El dietario de Ramoneda

La necesidad de cambio de estrategia es un clamor

Josep Ramoneda analiza las reacciones a las palabras de Torra en la conferencia de ayer, el nuevo papel político de Ciudadanos y las declaraciones de Colin Crouch en una entrevista en La Vanguardia

La conferencia de Torra ha dejado en la perplejidad a una buena parte del independentismo que no entiende el inmovilismo del presidente. La necesidad de cambio de estrategia es un clamor. Basta leer algunas columnas de la prensa catalana con peso en el soberanismo para constatarlo. Y Joan Tardá, que tiene la virtud de hablar claro, lo ha dicho sin rodeos: “Si algún independentista ingenuo o estúpido plantea imponer la independencia está equivocado. No hay solución al conflicto sin tener en cuenta al 50% de catalanes que no son independentistas y no hay solución sin tener en cuenta al 50% de catalanes que lo son".

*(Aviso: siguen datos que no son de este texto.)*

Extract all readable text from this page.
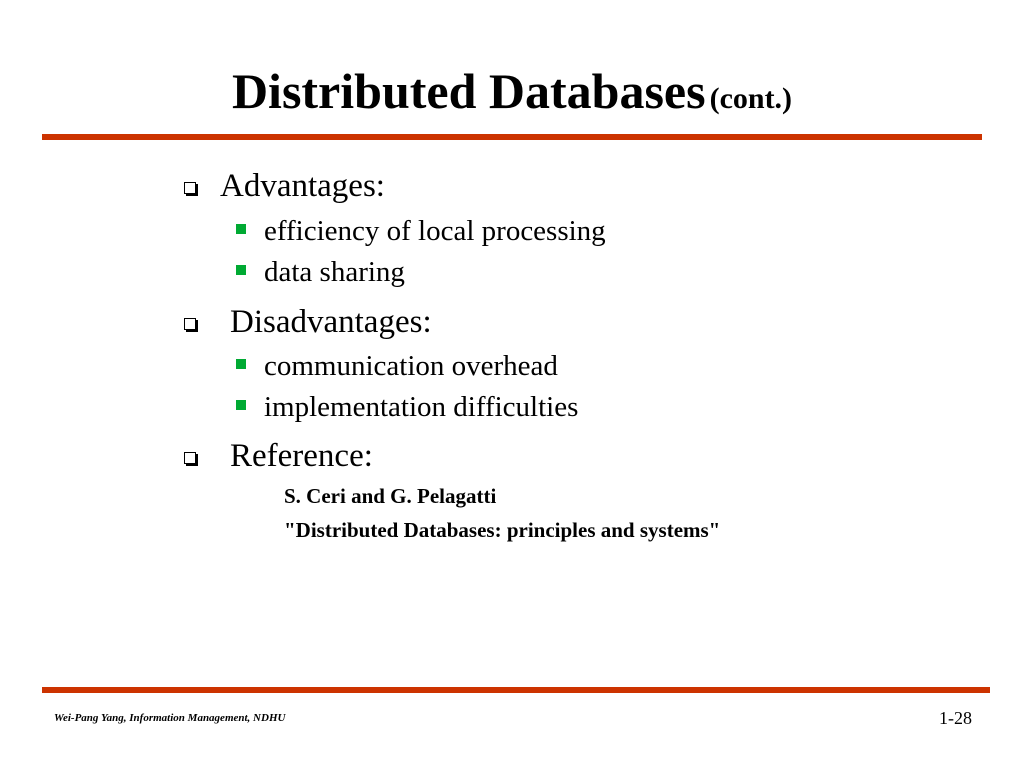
Distributed Databases (cont.)
Advantages:
efficiency of local processing
data sharing
Disadvantages:
communication overhead
implementation difficulties
Reference:
S. Ceri and G. Pelagatti
"Distributed Databases: principles and systems"
Wei-Pang Yang, Information Management, NDHU	1-28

Desde Bruselas, su segunda casa, Torra insiste: “Si las sentencias no son absolutorias, el pueblo deberá decidir”. Teniendo en cuenta que el pueblo no es un ente abstracto sino una suma de ciudadanos, solo puede entenderse como un anuncio de elecciones para cuando los jueces se pronuncien.

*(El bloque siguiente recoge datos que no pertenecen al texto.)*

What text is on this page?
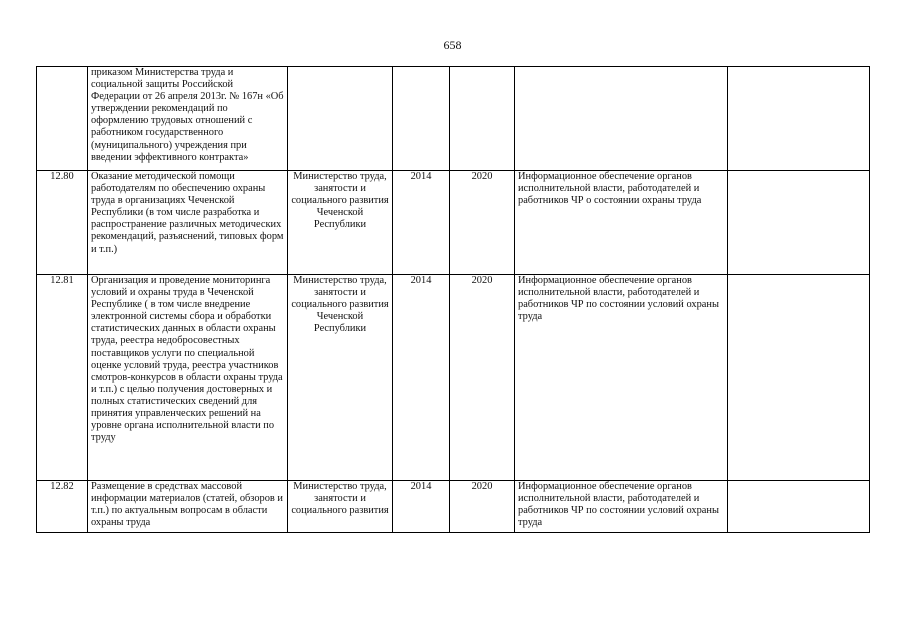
658
	приказом Министерства труда и социальной защиты Российской Федерации от 26 апреля 2013г. № 167н «Об утверждении рекомендаций по оформлению трудовых отношений с работником государственного (муниципального) учреждения при введении эффективного контракта»					
12.80	Оказание методической помощи работодателям по обеспечению охраны труда в организациях Чеченской Республики (в том числе разработка и распространение различных методических рекомендаций, разъяснений, типовых форм и т.п.)	Министерство труда, занятости и социального развития Чеченской Республики	2014	2020	Информационное обеспечение органов исполнительной власти, работодателей и работников ЧР о состоянии охраны труда	
12.81	Организация и проведение мониторинга условий и охраны труда в Чеченской Республике ( в том числе внедрение электронной системы сбора и обработки статистических данных в области охраны труда, реестра недобросовестных поставщиков услуги по специальной оценке условий труда, реестра участников смотров-конкурсов в области охраны труда и т.п.) с целью получения достоверных и полных статистических сведений для принятия управленческих решений на уровне органа исполнительной власти по труду	Министерство труда, занятости и социального развития Чеченской Республики	2014	2020	Информационное обеспечение органов исполнительной власти, работодателей и работников ЧР по состоянии условий охраны труда	
12.82	Размещение в средствах массовой информации материалов (статей, обзоров и т.п.) по актуальным вопросам в области охраны труда	Министерство труда, занятости и социального развития	2014	2020	Информационное обеспечение органов исполнительной власти, работодателей и работников ЧР по состоянии условий охраны труда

Después del fiasco de su campaña de arrancada de lazos amarillos, que ni siquiera ha atraído al PP, Ciudadanos busca ahora desplazar la atención hacia Andalucía, forzando elecciones anticipadas. El activismo callejero les puede costar caro: buscar la confrontación es algo que no gusta a las clases medias, genera miedo. Desde la moción de censura, que le pilló en fuera de juego, a Ciudadanos se le ve sin rumbo. Ante un PP envejecido, quizás parecía ser más de lo que en realidad es.

Dice Colin Crouch en una entrevista en La Vanguardia: “Las clases medias pierden peso y por eso buscan más identidad”. Y se puede añadir: los gobernantes cada vez más impotentes frente al poder económico buscan calmar las ansiedades de estas clases medias con autoritarias soluciones imaginativas. La última la ha aportado el gobierno de la derecha danesa: quieren obligar por ley a dar la mano para obtener la nacionalidad. Ridículo, ¿les dictaran también lo que tienen que comer? El paraíso nórdico abandona sus modales y se apunta a la islamofobia para regalar chivos expiatorios al malestar de sus ciudadanos. De pena.